Abbreviations: HS, high school; VLBW, very low birth weight.

a

Neighborhood disadvantage categories were created from an overall neighborhood disadvantage index (combining maternal education, poverty, single-family households, maternal unemployment, and incomes lower than the state median each collected at the census tract level; higher scores indicate more disadvantage) to correspond to disadvantaged (highest tertile), middle disadvantaged (middle tertile), and advantaged (lowest tertile).

b

Very low birth weight is defined as a birth weight less than 1500 g.

c

Severity of neonatal morbidity was measured using the Score of Neonatal Acute Physiology II (range, 0–115). Higher scores indicate more severe morbidity.

d

Social function was measured using the Pediatric Evaluation of Disability Inventory standardized normalized scores (mean [SD]=50 [10]). Higher scores indicate better social function.

e

Health-related quality of life was measured using the Pediatric Quality of Life Inventory. Higher scores indicate better health-related quality of life.

HEALTH-RELATED QUALITY OF LIFE

Children’s HRQoL at ages 2 and 3 years was measured using the Pediatric Quality of Life Inventory.21 The Pediatric Quality of Life Inventory contains 21 items in 4 domains: physical, emotional, social, and school/day care. Parents are asked to rate, on a 4-point scale (0=never a problem to 4=almost always a problem), their perception, in the last month, of how difficult each task was for their child to complete. The Pediatric Quality of Life Inventory discriminates between children with and without chronic conditions and has a Chronbach α of .70.22 A total score (range 0–100) reflects the summation of reverse-coded responses across all subscales. Higher scores indicate higher HRQoL. We categorized HRQoL scores: (1) low if the score was 1 sample SD or more below the mean; (2) high if the score was 1 sample SD or more above the mean; or (3) otherwise middle.

NEIGHBORHOOD DISADVANTAGE

A neighborhood disadvantage index was created using principal component analysis of 5 census tract sociodemographic variables23 (Table 2): percentage of families in poverty, percentage of households with income higher than the state median, percentage of women with bachelor’s degree or more, percentage of single mothers, and percentage of mothers of young children unemployed.

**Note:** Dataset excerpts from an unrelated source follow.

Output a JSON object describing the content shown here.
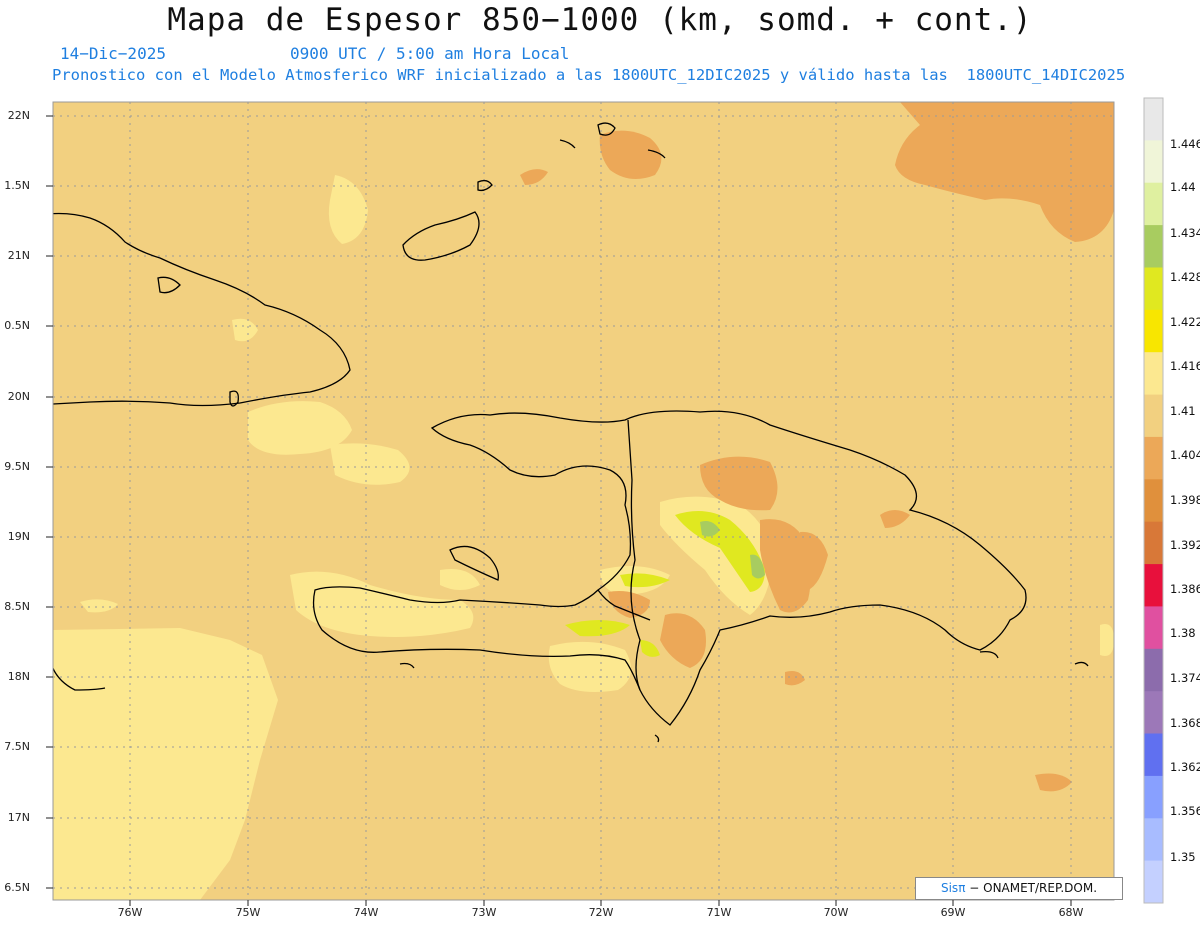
{
  "header": {
    "title": "Mapa de Espesor 850−1000 (km, somd. + cont.)",
    "date": "14−Dic−2025",
    "time": "0900 UTC / 5:00 am Hora Local",
    "description": "Pronostico con el Modelo Atmosferico WRF inicializado a las 1800UTC_12DIC2025 y válido hasta las  1800UTC_14DIC2025"
  },
  "axes": {
    "lat_labels": [
      "22N",
      "1.5N",
      "21N",
      "0.5N",
      "20N",
      "9.5N",
      "19N",
      "8.5N",
      "18N",
      "7.5N",
      "17N",
      "6.5N"
    ],
    "lon_labels": [
      "76W",
      "75W",
      "74W",
      "73W",
      "72W",
      "71W",
      "70W",
      "69W",
      "68W"
    ]
  },
  "colorbar": {
    "labels": [
      "1.446",
      "1.44",
      "1.434",
      "1.428",
      "1.422",
      "1.416",
      "1.41",
      "1.404",
      "1.398",
      "1.392",
      "1.386",
      "1.38",
      "1.374",
      "1.368",
      "1.362",
      "1.356",
      "1.35"
    ],
    "colors": [
      "#e8e8e8",
      "#f0f5d8",
      "#dff0a0",
      "#a8cc60",
      "#e0e820",
      "#f8e600",
      "#fce890",
      "#f2d080",
      "#eca858",
      "#e0903c",
      "#d87838",
      "#e8103c",
      "#e050a0",
      "#8c6cac",
      "#9c78b8",
      "#6070f0",
      "#88a0ff",
      "#a8bcff",
      "#c4d0ff"
    ]
  },
  "credit": {
    "brand": "Sisπ",
    "text": "− ONAMET/REP.DOM."
  }
}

Principal component analysis24 is a data reduction technique that determines how to combine variables into a single score that captures as much as possible of the overall variability in all the variables and has been previously used in perinatal epidemiologic research.25 Specifically, the 5 census variables were standardized (after reverse coding percentage of women with bachelor’s degree or more and percentage of households with income higher than the state median) following standard procedure. An overall neighborhood disadvantage score (mean [SD]=0 [1]; α=.86) was created as an average of items weighted by the item loadings (whose elements measure the strength of the relationship between the variable and principal component). The linear index was then split into tertiles, and children were classified as living in either disadvantaged (highest third), middle advantage (middle third), or advantaged (lowest third) neighborhoods.

Table 2.

Results of Principal Components Analysis of 5 Neighborhood Sociodemographic Characteristics of 626 Children 2 and 3 Years of Age Born at Very Low Birth Weighta

Characteristic Mean (SD) Range Across Neighborhoods Item Loadingsb
Neighborhood disadvantage, %
 Families living in poverty 8 (10) 0 to 61 0.90
 Households with incomes > state median ($69 010) 49 (16) 4 to 88 0.86
 Women with a bachelor’s degree 15 (8) 0 to 45 0.70
 Single female head of household 3 (3) 0 to 21 0.88
 Mothers of young children who were unemployed 4 (4) 0 to 44 0.66

Characteristic α Mean (SD) Range

Neighborhood disadvantage scorec .86 0 (1) −2 to 4
Neighborhood disadvantage tertiles, No.
 Disadvantaged 221
 Middle 167
 Advantaged 238
a

Very low birth weight is defined as a birth weight less than 1500 g.

b

Item loadings describe the strength of the relationship between the neighborhood characteristic and the construct of neighborhood disadvantage. Values of more than 0.40 suggest a strong relationship. Factor loadings for women’s education and annual family income represent reverse-coded variables.

c

Neighborhood disadvantage score was created by summing each neighborhood characteristic weighted by its item loading.

ANALYSIS

Our cross-sectional analysis estimated associations using a mixed linear regression model with a random intercept. This allowed us to adjust for nonindependence arising from the fact that children in the same neighborhood share measured and additional unmeasured neighborhood characteristics.26 The multilevel models included 444 neighborhoods (intraclass correlation coefficient=0.64). In the first model, the unadjusted influence of neighborhood disadvantage on social function was examined. The second model additionally included child and family sociodemographic and health covariates. The third model additionally included children’s HRQoL, and a final model included interaction terms between categories of neighborhood disadvantage and HRQoL (to test for effect modification). All continuous variables were centered at their mean. For each model, we report the estimated mean difference in social function and its 95% confidence interval associated with each covariate.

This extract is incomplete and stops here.